The study authors claim that this is just as true for other types of heart disease.
Atrial fibrillation (AF) is a disease where the heart beats erratically, causing it to pump blood inefficiently. This causes poorer circulation and raises the risk of heart attack and stroke. It's most common in elderly individuals. But it's not always a consequence of bodily aging.
The researchers also found racial and gender disparities in the prevalence of AF risk factors. More than 80% of African-Americans had one or more risk factors, compared to 60% of whites.
In the study, people with a low-risk profile were two-thirds less likely to develop AF than people with a high-risk profile. This suggests that if more people lowered their risk factors, there would be fewer cases of AF.
Yet only 5% of the people had this low-risk profile.
The study followed 14,598 middle-aged adults from four communities in Maryland, Minnesota, Mississippi and North Carolina. Their average age was 54. A total of 55% were female, 75% were white and 25% were African-American. The average time of follow-up was 17 years. During the study, 1,520 new cases of AF were diagnosed.
After an initial interview and medical exam, the participants were divided into three groups based on their risk factors for AF: high, medium or low. Only 5% fit into the low-risk group. More than 25% fell in the medium risk group and two-thirds fell in the high-risk group. People in the low-risk group had normal blood pressure and weight and did not smoke or have other heart disease or diabetes.

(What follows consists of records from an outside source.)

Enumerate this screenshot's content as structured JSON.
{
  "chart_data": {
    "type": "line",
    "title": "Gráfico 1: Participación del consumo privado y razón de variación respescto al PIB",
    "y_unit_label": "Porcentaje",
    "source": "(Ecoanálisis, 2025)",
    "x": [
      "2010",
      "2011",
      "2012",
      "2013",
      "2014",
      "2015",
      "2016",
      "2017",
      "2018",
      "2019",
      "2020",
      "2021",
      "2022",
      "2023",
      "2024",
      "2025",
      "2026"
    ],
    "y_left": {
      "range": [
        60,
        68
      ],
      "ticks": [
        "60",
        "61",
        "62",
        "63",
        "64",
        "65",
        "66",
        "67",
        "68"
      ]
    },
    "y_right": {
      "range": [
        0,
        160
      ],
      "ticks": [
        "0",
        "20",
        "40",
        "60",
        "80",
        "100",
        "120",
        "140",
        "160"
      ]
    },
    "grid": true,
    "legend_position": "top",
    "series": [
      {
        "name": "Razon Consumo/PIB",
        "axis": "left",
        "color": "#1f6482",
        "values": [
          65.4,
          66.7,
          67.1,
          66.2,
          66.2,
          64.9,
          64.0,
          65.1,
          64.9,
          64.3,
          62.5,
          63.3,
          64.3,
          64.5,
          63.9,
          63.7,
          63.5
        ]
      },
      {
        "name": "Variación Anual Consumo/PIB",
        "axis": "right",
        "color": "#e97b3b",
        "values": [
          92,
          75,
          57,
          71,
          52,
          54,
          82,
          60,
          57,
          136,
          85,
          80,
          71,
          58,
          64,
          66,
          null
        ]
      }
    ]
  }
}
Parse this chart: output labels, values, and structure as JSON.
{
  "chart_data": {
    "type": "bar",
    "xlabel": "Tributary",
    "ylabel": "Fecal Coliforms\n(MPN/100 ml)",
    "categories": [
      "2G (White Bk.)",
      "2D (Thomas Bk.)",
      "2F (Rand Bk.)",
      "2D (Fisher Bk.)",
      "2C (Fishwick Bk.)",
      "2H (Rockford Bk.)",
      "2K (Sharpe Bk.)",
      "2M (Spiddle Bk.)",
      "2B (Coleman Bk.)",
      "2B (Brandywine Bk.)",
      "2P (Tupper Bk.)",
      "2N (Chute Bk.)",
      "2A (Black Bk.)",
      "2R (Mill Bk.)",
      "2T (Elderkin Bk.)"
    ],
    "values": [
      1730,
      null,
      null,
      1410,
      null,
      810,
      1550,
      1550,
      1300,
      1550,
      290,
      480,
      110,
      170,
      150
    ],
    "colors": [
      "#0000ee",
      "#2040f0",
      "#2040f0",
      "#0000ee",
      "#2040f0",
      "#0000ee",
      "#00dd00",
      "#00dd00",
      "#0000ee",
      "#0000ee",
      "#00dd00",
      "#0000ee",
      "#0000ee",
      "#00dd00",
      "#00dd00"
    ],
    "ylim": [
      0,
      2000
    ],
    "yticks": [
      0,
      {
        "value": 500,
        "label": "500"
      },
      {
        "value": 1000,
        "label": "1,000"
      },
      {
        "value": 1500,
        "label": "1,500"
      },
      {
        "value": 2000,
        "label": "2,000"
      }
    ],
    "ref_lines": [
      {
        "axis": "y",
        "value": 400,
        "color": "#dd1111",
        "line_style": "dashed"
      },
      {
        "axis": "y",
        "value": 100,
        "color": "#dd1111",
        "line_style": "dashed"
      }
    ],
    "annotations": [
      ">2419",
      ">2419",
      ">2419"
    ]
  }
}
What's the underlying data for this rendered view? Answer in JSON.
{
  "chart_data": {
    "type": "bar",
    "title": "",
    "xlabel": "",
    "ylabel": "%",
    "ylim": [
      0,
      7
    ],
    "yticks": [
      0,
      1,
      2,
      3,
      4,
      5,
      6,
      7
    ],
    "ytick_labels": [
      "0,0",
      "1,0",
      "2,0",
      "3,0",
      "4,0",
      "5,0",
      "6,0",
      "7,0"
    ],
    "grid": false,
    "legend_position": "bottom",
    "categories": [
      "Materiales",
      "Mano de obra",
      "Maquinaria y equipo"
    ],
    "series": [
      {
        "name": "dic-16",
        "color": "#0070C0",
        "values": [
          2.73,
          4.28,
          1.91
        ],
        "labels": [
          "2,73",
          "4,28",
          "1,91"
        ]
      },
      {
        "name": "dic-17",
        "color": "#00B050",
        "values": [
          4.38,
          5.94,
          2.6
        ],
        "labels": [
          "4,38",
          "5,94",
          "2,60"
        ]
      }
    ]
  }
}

The researchers also found racial and gender disparities in the prevalence of AF risk factors. More than 80% of African-Americans had one or more risk factors, compared to 60% of whites. Only 2% of African-American men and women had optimal risk factors, compared to 3% of white men and 10% of white women.
The researchers point out that these disparities show a special need for African-Americans to closely monitor and treat any high blood pressure or diabetes.
An article on the study was published online on March 28, 2011 by the journal Circulation. It will also appear in a future print issue of the journal.